Sharing stories with my bus seat companion en route to Phnom Penh was a delight, although I kindly declined his offer of some deep fried cockroaches. It can be hard for us to understand why people will eat such things, but when hunger dominated people’s every waking moment during the famines, everything becomes edible, and some remain as delicacies. Travelling overland also opens your eyes to the extent of unexploded ordinance and resulting limb loss, and just how dangerous it is to wander off the beaten path.

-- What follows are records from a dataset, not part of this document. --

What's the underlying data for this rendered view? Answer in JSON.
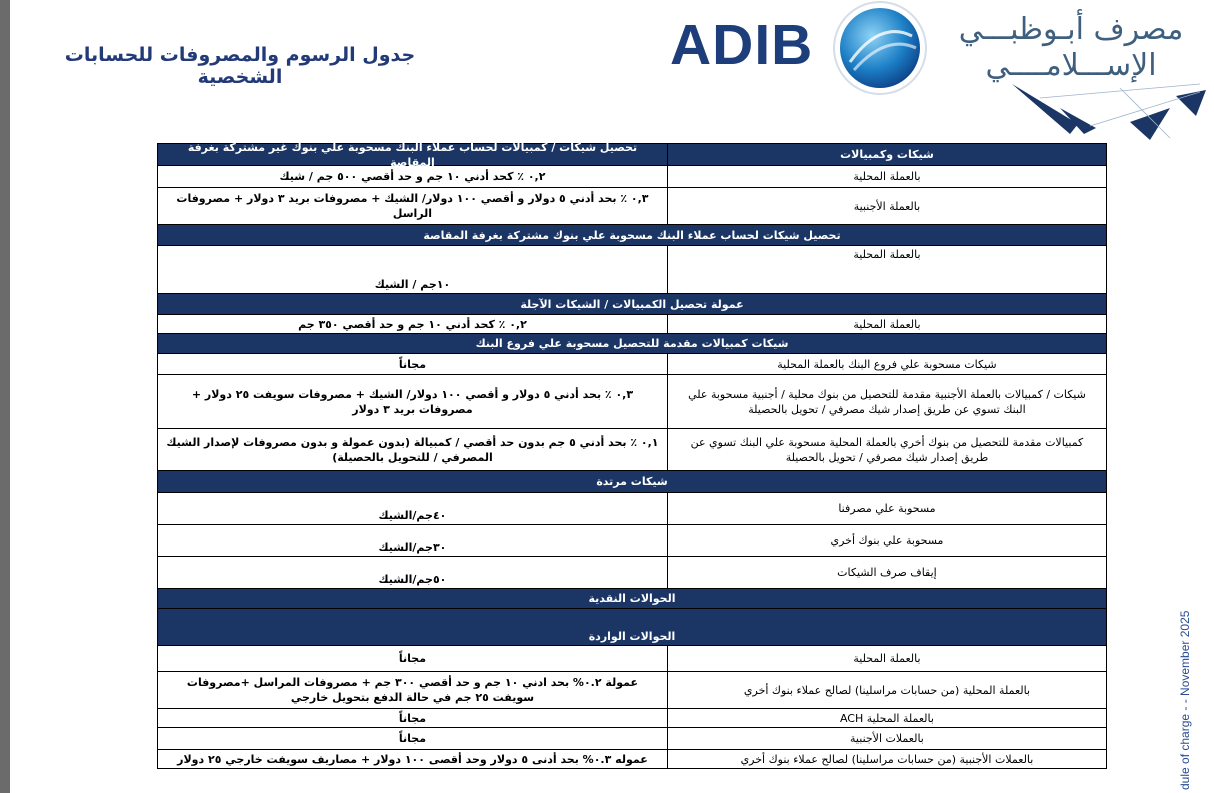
{
  "header": {
    "title": "جدول الرسوم والمصروفات للحسابات الشخصية",
    "logo_text": "ADIB",
    "logo_arabic": [
      "مصرف أبـوظبـــي",
      "الإســـلامــــي"
    ]
  },
  "side_note": "dule of charge - - November 2025",
  "table": {
    "rows": [
      {
        "label": "شيكات وكمبيالات",
        "value": "تحصيل شيكات / كمبيالات لحساب عملاء البنك مسحوبة علي بنوك غير مشتركة بغرفة المقاصة"
      },
      {
        "label": "بالعملة المحلية",
        "value": "٠,٢ ٪ كحد أدني ١٠ جم و حد أقصي ٥٠٠ جم / شيك"
      },
      {
        "label": "بالعملة الأجنبية",
        "value": "٠,٣ ٪  بحد أدني ٥ دولار و أقصي ١٠٠ دولار/ الشيك + مصروفات بريد ٣ دولار + مصروفات الراسل"
      },
      {
        "section": "تحصيل شيكات لحساب عملاء البنك مسحوبة علي بنوك مشتركة بغرفة المقاصة"
      },
      {
        "label": "بالعملة المحلية",
        "value": "١٠جم / الشيك"
      },
      {
        "section": "عمولة تحصيل الكمبيالات / الشيكات الآجلة"
      },
      {
        "label": "بالعملة المحلية",
        "value": "٠,٢ ٪ كحد أدني ١٠ جم و حد أقصي ٣٥٠ جم"
      },
      {
        "section": "شيكات كمبيالات مقدمة للتحصيل مسحوبة علي فروع البنك"
      },
      {
        "label": "شيكات مسحوبة علي فروع البنك بالعملة المحلية",
        "value": "مجاناً"
      },
      {
        "label": "شيكات / كمبيالات بالعملة الأجنبية  مقدمة للتحصيل من بنوك محلية / أجنبية مسحوبة علي البنك تسوي عن طريق إصدار شيك مصرفي / تحويل بالحصيلة",
        "value": "٠,٣ ٪  بحد أدني ٥ دولار و أقصي ١٠٠ دولار/ الشيك + مصروفات  سويفت ٢٥ دولار + مصروفات بريد ٣ دولار"
      },
      {
        "label": "كمبيالات مقدمة للتحصيل من بنوك أخري بالعملة المحلية مسحوبة علي البنك تسوي عن طريق إصدار شيك مصرفي / تحويل بالحصيلة",
        "value": "٠,١ ٪  بحد أدني ٥ جم بدون حد أقصي / كمبيالة (بدون عمولة و بدون مصروفات لإصدار الشيك المصرفي / للتحويل بالحصيلة)"
      },
      {
        "section": "شيكات مرتدة"
      },
      {
        "label": "مسحوبة علي مصرفنا",
        "value": "٤٠جم/الشيك"
      },
      {
        "label": "مسحوبة علي بنوك أخري",
        "value": "٣٠جم/الشيك"
      },
      {
        "label": "إيقاف صرف الشيكات",
        "value": "٥٠جم/الشيك"
      },
      {
        "section": "الحوالات النقدية"
      },
      {
        "section": "الحوالات الواردة"
      },
      {
        "label": "بالعملة المحلية",
        "value": "مجاناً"
      },
      {
        "label": "بالعملة المحلية (من حسابات مراسلينا) لصالح عملاء بنوك أخري",
        "value": "عمولة ٠.٢% بحد ادني ١٠ جم و حد أقصي ٣٠٠ جم + مصروفات المراسل  +مصروفات سويفت ٢٥ جم في حالة الدفع بتحويل خارجي"
      },
      {
        "label": "بالعملة المحلية  ACH",
        "value": "مجاناً"
      },
      {
        "label": "بالعملات الأجنبية",
        "value": "مجاناً"
      },
      {
        "label": "بالعملات الأجنبية (من حسابات مراسلينا) لصالح عملاء بنوك أخري",
        "value": "عموله ٠.٣% بحد أدنى ٥ دولار وحد أقصى ١٠٠ دولار + مصاريف سويفت خارجي ٢٥ دولار"
      }
    ]
  }
}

We ate like kings and queens in Phnom Penh, and it’s a city I would happily spend months exploring and eating my way around. My favourite dishes include Khmer yellow curry, rich with turmeric root and fragrant lemongrass, and flavourful summer rolls stuffed with crunchy vegetables and fresh basil, mint and coriander. The French influences are still apparent, and local and European restaurants are widespread. Apparently, the use of cannabis as a culinary herb was common, until the US government refused to offer any post-war aid unless they made cannabis illegal. Though magic pizzas can still be found on the odd menu.
Fancy trying your hand at some Cambodian food at home, check out my Cambodian inspired recipes here.
 We read an array of illuminating (and heart wrenching) books and biographies before and during our visit including ‘When Broken Glass Floats’, ‘Highways to War’, “Off the Rails in Phnom Penh’ (highly disturbing) and ‘Year Zero’.